Living in a small town can help or hurt small businesses. But when you find a niche that needs filling, you just might strike gold.
For example, the Bun Festival, held each May on a tiny, one square-mile island near Hong Kong, has been growing exponentially each year.
The small town of Cheung Chau is flooded with people filing off by the boatload to take part in this yearly tradition. During this celebration, each day of work can be like doing a months worth of business.
Local legend goes that the festival was created after the island was ravaged by pirates and plague; as an offering to Pak Tai, the god of the sea, local fisherman made steamed buns stamped with the Chinese character ‘Ping On’ for ‘peace’.
Apparently, the buns worked and the island was protected.
Each year, locals repeat the ritual to bring good luck. The week-long celebration is one of the biggest celebrations of the year for this sleepy little island, and the streets are filled with tourists, traditional lion dances, dragon dances, parades of children on stilts and the centerpiece: the bun snatching competition.
During this race, three ‘bun mountains’ are created from bamboo scaffolding and participants clamber to the top in order to assure luck for their family in the coming year.

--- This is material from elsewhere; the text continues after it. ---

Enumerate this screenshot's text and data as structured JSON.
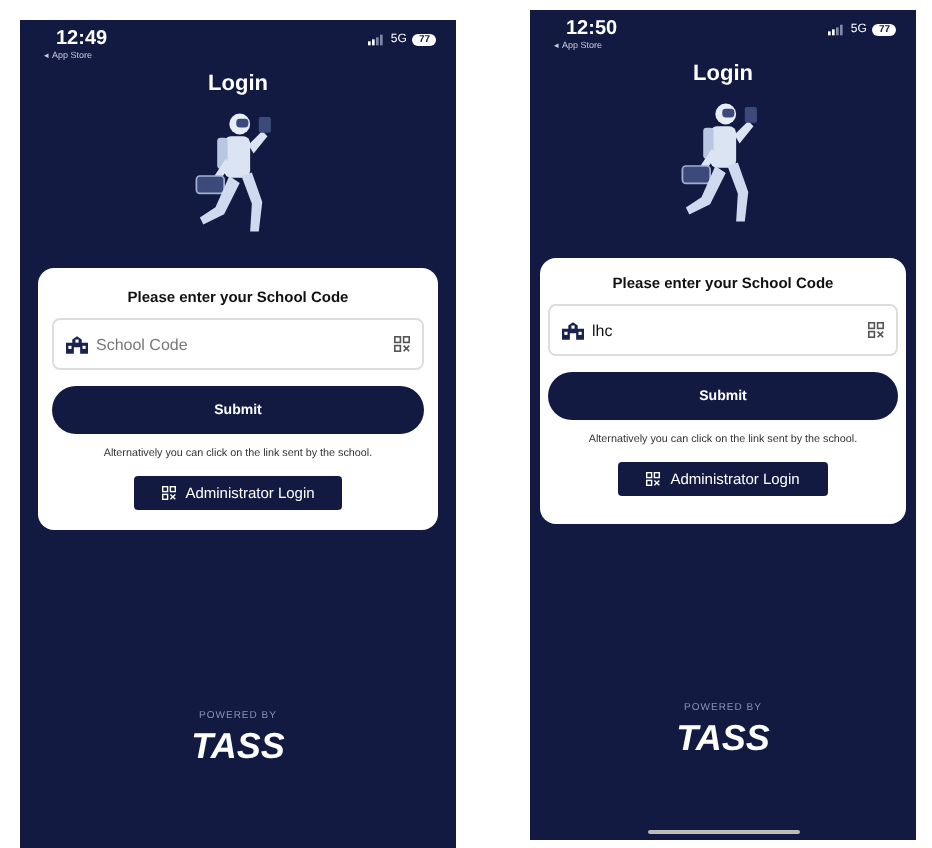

One cake shop, owned and operated by Kwok Kam Chuen for 40 years, is the official supplier of buns for the festival. The iconic white buns still come stamped with the kanji for ‘peace’ and are filled with traditional pastes like red bean, sesame and lotus.
During the festival, this little shop can make and sell over 10,000 buns daily.
Preparation begins one month before the festivities: the shop begins to gather extra supplies, workers, and cuts down the menu to focus on their star item: the buns. During peak production, Kwok and his assembly line can fill up massive, 200 bun steamers in the blink of an eye.
Thanks to the festival, Kwok sometimes sees more than $10,320 in sales each day of the festival: more than 20 times his average daily income. By the end of the week-long celebration, often he has more than $65,000.
It takes a lot of work keeping up, though. Kwok wants to open another shop, but worries that his age keeps him from doing so. He even mused in his interview with CNN:
“It’s very hectic making so many buns for the holiday. I rarely have time to go a restaurant to eat, so when I am hungry, I just grab a ‘Ping On’ bun.”